The Gist of Richard Rohr’s The Naked Now: Learning to See How the Mystics See (2009)
‘There are two trees in the middle of the garden, the tree of life and the tree of the knowledge of good and evil’ (Genesis 2:9).
Here are some notes I took while reading Franciscan Richard Rohr’s latest book. I hope I’m representing his approach accurately. All this is basic, and yet very profound – life-changing for those who ‘get it’. I’ve read about ten Richard Rohr books, listened to a three-figure number of his tapes over the past 30 years, attended a dozen conferences with him (including a men’s retreat in Arizona), and been privileged to have him stay in our Melbourne home. He’s the person I would most regard as a mentor, and my delight with his teaching will, I hope, be evident in this little summary of The Naked Now – a book I reckon is his ‘magnum opus’.
1. SUMMARY.
In one or two sentences, Richard is saying: ‘The dualistic mind is preoccupied with good and evil, right and wrong, true and false, us and them, this and that… whereas the (minority of) religious people who have access to the tree of life enjoy a life-giving “pure consciousness”. Their contemplative (non-dualistic) mind lives in the Naked Now: these fortunate people do not have to be constantly fixing things to be happy, they simply live lives of faith, hope and love. And this way of doing (or ‘being’) life is available always, everywhere, to you, now.’

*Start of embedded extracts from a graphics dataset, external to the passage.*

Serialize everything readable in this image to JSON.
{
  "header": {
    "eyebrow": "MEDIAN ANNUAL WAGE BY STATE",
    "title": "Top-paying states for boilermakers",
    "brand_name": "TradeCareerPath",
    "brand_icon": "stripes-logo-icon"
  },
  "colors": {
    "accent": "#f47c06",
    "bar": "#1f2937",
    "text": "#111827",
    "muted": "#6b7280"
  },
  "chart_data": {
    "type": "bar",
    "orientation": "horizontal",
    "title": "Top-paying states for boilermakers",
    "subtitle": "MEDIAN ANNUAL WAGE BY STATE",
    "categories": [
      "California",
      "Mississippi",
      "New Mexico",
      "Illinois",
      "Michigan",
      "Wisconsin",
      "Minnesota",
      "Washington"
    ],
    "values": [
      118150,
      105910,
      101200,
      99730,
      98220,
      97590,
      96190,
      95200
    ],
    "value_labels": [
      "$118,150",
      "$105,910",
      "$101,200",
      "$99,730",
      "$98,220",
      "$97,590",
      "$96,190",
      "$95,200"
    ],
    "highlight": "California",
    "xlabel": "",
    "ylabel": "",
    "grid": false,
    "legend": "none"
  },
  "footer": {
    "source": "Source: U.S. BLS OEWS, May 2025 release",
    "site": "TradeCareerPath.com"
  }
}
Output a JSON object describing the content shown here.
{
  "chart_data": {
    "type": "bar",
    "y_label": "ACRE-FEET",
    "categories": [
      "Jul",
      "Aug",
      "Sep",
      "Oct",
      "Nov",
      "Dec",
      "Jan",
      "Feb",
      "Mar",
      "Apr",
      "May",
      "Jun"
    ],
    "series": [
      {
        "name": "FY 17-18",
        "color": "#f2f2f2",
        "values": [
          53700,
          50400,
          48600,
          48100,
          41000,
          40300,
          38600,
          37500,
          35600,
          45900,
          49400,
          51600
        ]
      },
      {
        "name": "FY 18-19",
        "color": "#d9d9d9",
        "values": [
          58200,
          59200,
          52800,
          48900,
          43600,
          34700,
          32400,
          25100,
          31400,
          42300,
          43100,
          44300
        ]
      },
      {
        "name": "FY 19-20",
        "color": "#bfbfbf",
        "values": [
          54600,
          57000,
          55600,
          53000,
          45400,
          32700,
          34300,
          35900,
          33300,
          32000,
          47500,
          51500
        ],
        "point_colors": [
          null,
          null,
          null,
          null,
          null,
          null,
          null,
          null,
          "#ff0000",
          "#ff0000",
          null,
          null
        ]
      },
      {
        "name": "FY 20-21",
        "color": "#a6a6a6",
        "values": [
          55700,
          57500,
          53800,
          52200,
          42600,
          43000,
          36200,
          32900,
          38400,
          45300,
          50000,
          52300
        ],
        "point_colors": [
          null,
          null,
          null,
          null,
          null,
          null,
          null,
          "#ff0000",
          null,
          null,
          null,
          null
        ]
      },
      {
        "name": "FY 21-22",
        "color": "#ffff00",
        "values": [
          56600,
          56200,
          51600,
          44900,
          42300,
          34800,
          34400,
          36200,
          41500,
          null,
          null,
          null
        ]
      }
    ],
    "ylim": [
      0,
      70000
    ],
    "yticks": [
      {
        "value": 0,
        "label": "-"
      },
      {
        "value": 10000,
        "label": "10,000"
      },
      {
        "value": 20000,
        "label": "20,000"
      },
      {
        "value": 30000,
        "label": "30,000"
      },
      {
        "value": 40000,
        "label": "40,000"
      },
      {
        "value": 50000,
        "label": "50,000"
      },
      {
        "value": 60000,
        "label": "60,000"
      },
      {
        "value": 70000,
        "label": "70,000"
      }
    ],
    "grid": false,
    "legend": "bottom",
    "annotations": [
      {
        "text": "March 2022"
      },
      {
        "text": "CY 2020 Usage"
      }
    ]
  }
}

The feedback Richard gets when he talks about all this is that he has a ‘fixation’ with ‘both/and’. Yes, he says throughout this brilliant little book, to be either (exclusively) conservative or liberal is sad/problematical: neither sees or thinks like the mystics do. There are three ways of ‘seeing’ – flesh (thought or sight); reason (meditation or reflection), and true understanding (contemplation). The mystics see with all three sets of eyes. (Note that! They are not ‘off the planet’!). Further, contemplatives have a non-dualistic way of experiencing the present moment as ‘sacramental’ (Jean-Pierre de Caussade, Brother Lawrence). But there will always be a creative tension balancing belief and belonging systems into a full lifestyle.
Prayer is any interior journey or practice that allows you to experience faith, hope and love within yourself. Prayer is not an attempt to change God’s mind, but to change the one who is praying. And it is not confined to words (‘Yahweh’ was not spoken, but breathed: it’s the sound of inhalation and exhalation). Real prayer is ‘resonance’, tuning in to receive the present message (cf. a tuning fork).
God does not love us because we are that good. God loves us because God is good. God’s unconditional goodness and love are problematical for many people: ordinary ‘Joes on the block’ would not imagine torturing people who do not like them or worship them or believe in them. Many Christians’ God is rather petty, needy, narcissistic and easily offended.
We love, because we are first loved: most loving Christians had at least one unconditionally loving parent or friend along the way, ‘and God was able to second the motion’. And it is crucial to allow God – and at least one other person – to see us in our imperfection, and accept us (that’s grace).
Conversion is the experience by which one becomes an authentic human being: it’s a transformation into love. Jesus’ primary metaphor for this new consciousness was ‘the kingdom of God’ – which is not a place, or an after-life, but a way of seeing and thinking now.
The prophet – a ‘professional inside critic’ – was a protected office in Israel, and Paul lists prophecy as the second most important gift for the church (after apostles, 1 Corinthians 12:28), yet in recent centuries it has largely disappeared.
Here’s another major idea: immediate, unmediated contact with the moment is the clearest path to divine union; naked, undefended, nondual presence has the best chance of encountering the Real Presence. And this process is enhanced through experiences of love and suffering, as we move from a fear-based to a love-based life. (But note: if you do not transform your pain, you will surely transmit it to those around you, and even to the next generation).
The Psalmist said it well (Psalm 34:8): not ‘think and see’ but ‘taste and see’.